Thats about what Ive figured out.
Fullload
March 8th, 2006, 02:48 AM
Thats about what Ive figured out.
Change to an IFS pitman arm. That way you get less of a drop ( the 60 drop is huge for a sammy) and you get the same hole taper.
Don't waste your time and heat it or you'll blow your seal and we broke a snap on pitman arm puller trying to get mine off.
It worked alot better just to cut it.
fullsizeguy
March 8th, 2006, 10:36 AM
dont the ifs pitman have the RE built into it ?
I,ve read some where cut fill and retaper on the ifs . I'll i can offer is a check of the differences between a fj80 RE and domestic, i think i got a ford pitman around here somewhere. Ron
Fullload
March 8th, 2006, 11:11 AM
dont the ifs pitman have the RE built into it ?
Your right. I made my drag link to suit.
MuddMachine
March 9th, 2006, 05:42 PM
Your right. I made my drag link to suit.
Lets see it. That might not be the ticket to what Im after.
Fullload
March 10th, 2006, 02:53 AM
Lets see it. That might not be the ticket to what Im after.

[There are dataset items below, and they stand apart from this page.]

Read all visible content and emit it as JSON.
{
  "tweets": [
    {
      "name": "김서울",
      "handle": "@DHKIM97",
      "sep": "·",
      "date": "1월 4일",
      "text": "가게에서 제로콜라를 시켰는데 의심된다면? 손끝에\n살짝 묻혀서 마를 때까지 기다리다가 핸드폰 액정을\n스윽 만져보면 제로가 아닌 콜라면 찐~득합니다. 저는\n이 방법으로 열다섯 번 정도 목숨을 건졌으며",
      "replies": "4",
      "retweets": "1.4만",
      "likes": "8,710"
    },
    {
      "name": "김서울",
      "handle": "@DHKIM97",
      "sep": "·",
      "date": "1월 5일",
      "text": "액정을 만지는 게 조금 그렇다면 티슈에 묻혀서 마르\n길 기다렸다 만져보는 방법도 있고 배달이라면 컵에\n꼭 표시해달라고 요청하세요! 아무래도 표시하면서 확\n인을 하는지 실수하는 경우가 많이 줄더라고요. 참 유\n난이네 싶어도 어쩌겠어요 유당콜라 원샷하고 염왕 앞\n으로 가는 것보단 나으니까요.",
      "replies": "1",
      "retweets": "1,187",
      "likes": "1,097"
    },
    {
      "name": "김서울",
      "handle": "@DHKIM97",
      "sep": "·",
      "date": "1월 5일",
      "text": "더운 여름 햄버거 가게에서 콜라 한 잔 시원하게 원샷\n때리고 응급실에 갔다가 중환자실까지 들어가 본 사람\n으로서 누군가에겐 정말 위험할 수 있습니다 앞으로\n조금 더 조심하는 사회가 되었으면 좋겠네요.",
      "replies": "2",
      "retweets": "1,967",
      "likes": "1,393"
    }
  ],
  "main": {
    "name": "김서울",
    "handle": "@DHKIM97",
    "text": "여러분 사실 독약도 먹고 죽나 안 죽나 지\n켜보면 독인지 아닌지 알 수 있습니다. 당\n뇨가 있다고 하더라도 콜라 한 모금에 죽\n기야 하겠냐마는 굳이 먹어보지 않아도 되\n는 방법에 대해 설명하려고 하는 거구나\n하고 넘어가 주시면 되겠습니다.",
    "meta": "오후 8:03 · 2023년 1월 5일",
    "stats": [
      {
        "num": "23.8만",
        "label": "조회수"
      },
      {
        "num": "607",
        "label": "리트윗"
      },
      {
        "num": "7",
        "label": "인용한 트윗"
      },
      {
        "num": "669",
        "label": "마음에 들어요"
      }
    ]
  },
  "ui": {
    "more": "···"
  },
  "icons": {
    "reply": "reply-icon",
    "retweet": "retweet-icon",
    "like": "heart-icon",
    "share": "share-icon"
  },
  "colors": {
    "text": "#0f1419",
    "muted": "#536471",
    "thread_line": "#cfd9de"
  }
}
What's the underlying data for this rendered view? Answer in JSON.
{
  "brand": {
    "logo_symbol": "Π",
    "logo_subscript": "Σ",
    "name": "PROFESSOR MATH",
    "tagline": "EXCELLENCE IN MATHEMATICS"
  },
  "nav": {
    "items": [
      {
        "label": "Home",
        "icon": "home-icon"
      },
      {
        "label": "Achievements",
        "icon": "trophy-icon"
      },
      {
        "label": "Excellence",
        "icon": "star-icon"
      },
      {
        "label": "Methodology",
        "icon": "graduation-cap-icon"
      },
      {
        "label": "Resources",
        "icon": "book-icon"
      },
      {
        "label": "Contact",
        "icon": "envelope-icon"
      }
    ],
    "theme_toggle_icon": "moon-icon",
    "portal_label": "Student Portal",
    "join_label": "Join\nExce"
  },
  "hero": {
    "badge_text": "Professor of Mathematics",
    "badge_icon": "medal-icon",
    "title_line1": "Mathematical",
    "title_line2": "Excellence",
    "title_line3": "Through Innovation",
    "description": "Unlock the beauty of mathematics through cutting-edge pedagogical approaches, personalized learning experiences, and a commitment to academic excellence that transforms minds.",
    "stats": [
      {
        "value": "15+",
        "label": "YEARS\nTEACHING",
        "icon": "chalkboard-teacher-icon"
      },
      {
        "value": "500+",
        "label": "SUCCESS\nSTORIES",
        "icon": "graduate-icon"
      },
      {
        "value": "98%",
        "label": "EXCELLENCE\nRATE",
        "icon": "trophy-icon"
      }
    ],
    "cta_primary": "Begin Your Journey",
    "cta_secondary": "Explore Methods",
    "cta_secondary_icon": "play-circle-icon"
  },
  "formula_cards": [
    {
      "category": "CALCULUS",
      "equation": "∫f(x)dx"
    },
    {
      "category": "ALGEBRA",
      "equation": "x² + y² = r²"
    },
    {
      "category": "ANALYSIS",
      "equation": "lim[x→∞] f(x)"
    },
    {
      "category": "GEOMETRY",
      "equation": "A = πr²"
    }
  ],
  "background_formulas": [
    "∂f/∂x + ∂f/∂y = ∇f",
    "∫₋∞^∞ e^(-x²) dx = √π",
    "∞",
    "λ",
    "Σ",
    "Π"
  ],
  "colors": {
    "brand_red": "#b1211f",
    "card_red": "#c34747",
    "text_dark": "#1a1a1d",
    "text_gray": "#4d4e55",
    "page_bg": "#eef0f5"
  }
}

If it's not the ticket than why you need to see????
I did this after the inital build so i have no pickies. Maybe depot will be nice enough to put down the R&C and take one for you.
All my drag link is. Passanger side has threaded rod end in factory toyota steering arm. ( dom was cut and tapped by me. I have the right and left tap needed. it is the M17x1.50) smaller size than the 85 and the FJ80's which are the M22x1.50 i belive, but the actual TRE are the same taper. Then up at the pitman arm side i cut an IFS center link or something with the tapered hole and ground the arm part down on the bench grinder to fit inside the DOM,roset welded and welded the end. This way the tapered hole slides into the TRE on the actual pitman arm, which is non replaceable on the IFS pitman arms.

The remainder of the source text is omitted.